SMART Information Retrieval System

Last updated June 04, 2024

The SMART (System for the Mechanical Analysis and Retrieval of Text) Information Retrieval System is an information retrieval system developed at Cornell University in the 1960s.^[1] Many important concepts in information retrieval were developed as part of research on the SMART system, including the vector space model, relevance feedback, and Rocchio classification.

Gerard Salton led the group that developed SMART. Other contributors included Mike Lesk.

The SMART system also provides a set of corpora, queries and reference rankings, taken from different subjects, notably

ADI: publications from information science reviews
Computer science
Cranfield collection: publications from aeronautic reviews
Forensic science: library science
MEDLARS collection: publications from medical reviews
Time magazine collection: archives of the generalist review Time in 1963

To the legacy of the SMART system belongs the so-called SMART triple notation, a mnemonic scheme for denoting tf-idf weighting variants in the vector space model. The mnemonic for representing a combination of weights takes the form ddd.qqq, where the first three letters represents the term weighting of the collection document vector and the second three letters represents the term weighting for the query document vector.
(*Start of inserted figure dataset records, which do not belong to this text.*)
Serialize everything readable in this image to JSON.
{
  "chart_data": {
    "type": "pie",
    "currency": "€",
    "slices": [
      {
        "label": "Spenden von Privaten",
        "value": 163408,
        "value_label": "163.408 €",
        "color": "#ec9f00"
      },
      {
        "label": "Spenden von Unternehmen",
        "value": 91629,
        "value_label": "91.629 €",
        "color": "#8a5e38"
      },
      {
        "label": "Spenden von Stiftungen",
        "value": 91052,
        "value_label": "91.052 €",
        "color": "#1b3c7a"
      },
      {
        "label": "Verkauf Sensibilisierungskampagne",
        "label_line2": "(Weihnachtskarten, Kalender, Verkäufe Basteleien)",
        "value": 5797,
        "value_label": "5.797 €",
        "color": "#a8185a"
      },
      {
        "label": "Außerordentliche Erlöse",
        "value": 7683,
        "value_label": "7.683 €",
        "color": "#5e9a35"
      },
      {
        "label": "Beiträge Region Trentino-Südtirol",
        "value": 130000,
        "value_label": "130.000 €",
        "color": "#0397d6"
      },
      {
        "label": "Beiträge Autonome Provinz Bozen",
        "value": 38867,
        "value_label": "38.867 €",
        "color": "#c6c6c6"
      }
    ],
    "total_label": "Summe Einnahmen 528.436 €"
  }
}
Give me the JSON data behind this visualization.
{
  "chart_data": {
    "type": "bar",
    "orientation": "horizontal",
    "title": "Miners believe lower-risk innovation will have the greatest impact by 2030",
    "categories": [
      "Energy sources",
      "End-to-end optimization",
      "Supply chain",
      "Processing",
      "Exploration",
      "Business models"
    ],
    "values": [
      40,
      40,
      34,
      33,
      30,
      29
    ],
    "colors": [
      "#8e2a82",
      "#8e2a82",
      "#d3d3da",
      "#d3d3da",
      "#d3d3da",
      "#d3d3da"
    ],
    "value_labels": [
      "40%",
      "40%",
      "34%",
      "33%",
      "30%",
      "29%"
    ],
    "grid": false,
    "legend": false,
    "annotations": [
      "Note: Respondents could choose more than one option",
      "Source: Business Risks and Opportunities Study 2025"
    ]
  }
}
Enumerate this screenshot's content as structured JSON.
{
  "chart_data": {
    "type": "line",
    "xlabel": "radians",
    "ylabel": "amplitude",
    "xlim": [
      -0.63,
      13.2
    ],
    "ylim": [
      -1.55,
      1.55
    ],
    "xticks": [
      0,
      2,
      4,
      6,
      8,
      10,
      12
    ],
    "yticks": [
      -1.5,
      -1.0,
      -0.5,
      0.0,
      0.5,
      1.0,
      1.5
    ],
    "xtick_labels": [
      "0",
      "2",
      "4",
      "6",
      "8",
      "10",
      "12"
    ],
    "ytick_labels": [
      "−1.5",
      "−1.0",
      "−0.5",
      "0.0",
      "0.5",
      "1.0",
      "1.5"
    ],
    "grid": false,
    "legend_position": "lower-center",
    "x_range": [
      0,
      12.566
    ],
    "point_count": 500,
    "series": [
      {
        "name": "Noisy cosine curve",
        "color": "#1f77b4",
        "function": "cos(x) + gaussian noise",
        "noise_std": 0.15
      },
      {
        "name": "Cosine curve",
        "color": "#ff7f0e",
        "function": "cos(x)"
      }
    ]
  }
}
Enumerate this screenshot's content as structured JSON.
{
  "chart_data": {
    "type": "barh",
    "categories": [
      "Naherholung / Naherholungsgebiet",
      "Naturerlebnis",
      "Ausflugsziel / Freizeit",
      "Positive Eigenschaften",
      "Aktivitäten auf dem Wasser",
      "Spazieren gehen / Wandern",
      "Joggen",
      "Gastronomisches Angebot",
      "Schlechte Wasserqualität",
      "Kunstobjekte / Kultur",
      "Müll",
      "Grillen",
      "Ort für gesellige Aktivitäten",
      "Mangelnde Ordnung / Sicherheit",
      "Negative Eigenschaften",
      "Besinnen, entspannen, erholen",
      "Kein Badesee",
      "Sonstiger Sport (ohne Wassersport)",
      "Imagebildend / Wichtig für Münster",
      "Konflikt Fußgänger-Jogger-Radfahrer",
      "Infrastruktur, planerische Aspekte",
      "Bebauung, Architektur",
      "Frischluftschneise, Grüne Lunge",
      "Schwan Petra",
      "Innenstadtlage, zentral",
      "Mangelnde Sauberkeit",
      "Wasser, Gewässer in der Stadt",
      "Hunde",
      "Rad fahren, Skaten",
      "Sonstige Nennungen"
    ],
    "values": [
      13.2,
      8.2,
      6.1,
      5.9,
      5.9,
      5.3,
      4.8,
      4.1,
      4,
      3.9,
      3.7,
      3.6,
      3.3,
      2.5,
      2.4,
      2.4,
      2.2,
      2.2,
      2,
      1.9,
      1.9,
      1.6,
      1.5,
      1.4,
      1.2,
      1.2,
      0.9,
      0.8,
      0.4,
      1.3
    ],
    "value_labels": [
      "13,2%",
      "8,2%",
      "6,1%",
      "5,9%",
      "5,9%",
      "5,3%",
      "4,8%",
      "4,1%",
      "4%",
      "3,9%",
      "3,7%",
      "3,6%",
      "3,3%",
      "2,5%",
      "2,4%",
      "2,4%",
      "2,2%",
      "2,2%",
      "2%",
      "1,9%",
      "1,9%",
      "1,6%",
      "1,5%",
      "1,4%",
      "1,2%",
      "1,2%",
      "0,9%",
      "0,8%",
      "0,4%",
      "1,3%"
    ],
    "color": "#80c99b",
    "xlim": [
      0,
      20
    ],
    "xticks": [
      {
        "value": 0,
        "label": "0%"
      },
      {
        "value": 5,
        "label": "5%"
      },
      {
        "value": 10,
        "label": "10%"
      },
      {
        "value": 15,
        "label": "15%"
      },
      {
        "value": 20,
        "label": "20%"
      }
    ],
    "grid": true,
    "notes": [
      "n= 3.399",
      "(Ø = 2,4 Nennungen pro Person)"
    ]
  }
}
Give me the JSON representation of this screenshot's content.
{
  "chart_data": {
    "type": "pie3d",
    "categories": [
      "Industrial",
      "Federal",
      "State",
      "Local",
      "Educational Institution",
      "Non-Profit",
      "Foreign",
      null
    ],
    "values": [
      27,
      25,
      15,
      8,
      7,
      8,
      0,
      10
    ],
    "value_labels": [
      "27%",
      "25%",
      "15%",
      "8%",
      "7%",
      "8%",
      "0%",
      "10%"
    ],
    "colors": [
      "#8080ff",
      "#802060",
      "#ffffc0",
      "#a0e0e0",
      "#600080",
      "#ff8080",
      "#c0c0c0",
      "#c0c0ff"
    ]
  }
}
For example, ltc.lnn represents the ltc weighting applied to a collection document and the lnn weighting applied to a query document.

The following tables establish the SMART notation:^[2]

Symbols and notation
${\textstyle D_{i}=\{w_{i_{1}},w_{i_{2}},\ldots ,w_{i_{t}}\}}$ represents a document vector, where ${\textstyle w_{i_{k}}}$ is the weight of the term ${\textstyle T_{k}}$ in ${\textstyle D_{i}}$ and $t$ is the number of unique terms in ${\textstyle D_{i}}$ . Positive features characterize terms that are present in a document, and the weight of zero is used for terms that are absent from a document.
${\textstyle f_{i_{k}}}$	Occurrence frequency of term ${\textstyle T_{k}}$ in document ${\textstyle D_{i}}$	${\textstyle u_{i}}$	Number of unique terms in document ${\textstyle D_{i}}$
$N$	Number of collection documents	$\operatorname {avg} (u)$	Average number of unique terms in a document
${\textstyle n_{k}}$	Number of documents with term ${\textstyle T_{k}}$ present	$b_{t}$	Number of characters in document $D_{i}$
$\max(f_{i_{k}})$	Occurrence frequency of the most common term in document $D_{i}$	${\textstyle \operatorname {avg} (b)}$	Average number of characters in a document
$\operatorname {avg} (f_{i_{k}})$	Average occurrence frequency of a term in document $D_{i}$	${\textstyle G}$	Global collection statistics
$s$	The slope in the context of pivoted document length normalization^[3]

Smart term-weighting triple notation
Term frequency ${\textstyle {\text{tf}}(f_{i_{k}})}$				Document frequency ${\textstyle {\text{df}}(N,n_{k})}$				Document length normalization ${\textstyle g(G,D_{i})}$
	`b`	${\textstyle 1}$	Binary weight	`x`	`n`	${\textstyle 1}$	Disregards the collection frequency	`x`	`n`	${\textstyle 1}$	No document length normalization
`t`	`n`	${\textstyle f_{i_{k}}}$	Raw term frequency	`f`		$\log _{2}\left({\frac {N}{n_{k}}}\right)$	Inverse collection frequency		`c`	${\sqrt {\sum _{k=1}^{t}w_{i_{k}}^{2}}}$	Cosine normalization
	`a`	${\textstyle 0.5+0.5{\frac {f_{i_{k}}}{\max(f_{i_{k}})}}}$	Augmented normalized term frequency		`t`	$\log _{2}\left({\frac {N+1}{n_{k}}}\right)$	Inverse collection frequency		`u`	$1-s+s{\frac {u_{i}}{\operatorname {avg} (u)}}$	Pivoted unique normalization^[3]
	`l`	$1+\log _{2}f_{i_{k}}$	Logarithm	`p`		$\log _{2}\left({\frac {N-n_{k}}{n_{k}}}\right)$	Probabilistic inverse collection frequency		`b`	$1-s+s{\frac {b_{i}}{\operatorname {avg} (b)}}$	Pivoted characted length normalization^[3]
	`L`	${\frac {1+\log _{2}(f_{i_{k}})}{1+\log _{2}(\operatorname {avg} (f_{i_{k}}))}}$	Average-term-frequency-based normalization^[3]
	`d`	$1+\log _{2}(1+\log _{2}(f_{i_{k}}))$	Double logarithm

The gray letters in the first, fifth, and ninth columns are the scheme used by Salton and Buckley in their 1988 paper.^[4] The bold letters in the second, sixth, and tenth columns are the scheme used in experiments reported thereafter.

Related Research Articles

Information retrieval (IR) in computing and information science is the task of identifying and retrieving information system resources that are relevant to an information need. The information need can be specified in the form of a search query. In the case of document retrieval, queries can be based on full-text or other content-based indexing. Information retrieval is the science of searching for information in a document, searching for documents themselves, and also searching for the metadata that describes data, and for databases of texts, images or sounds.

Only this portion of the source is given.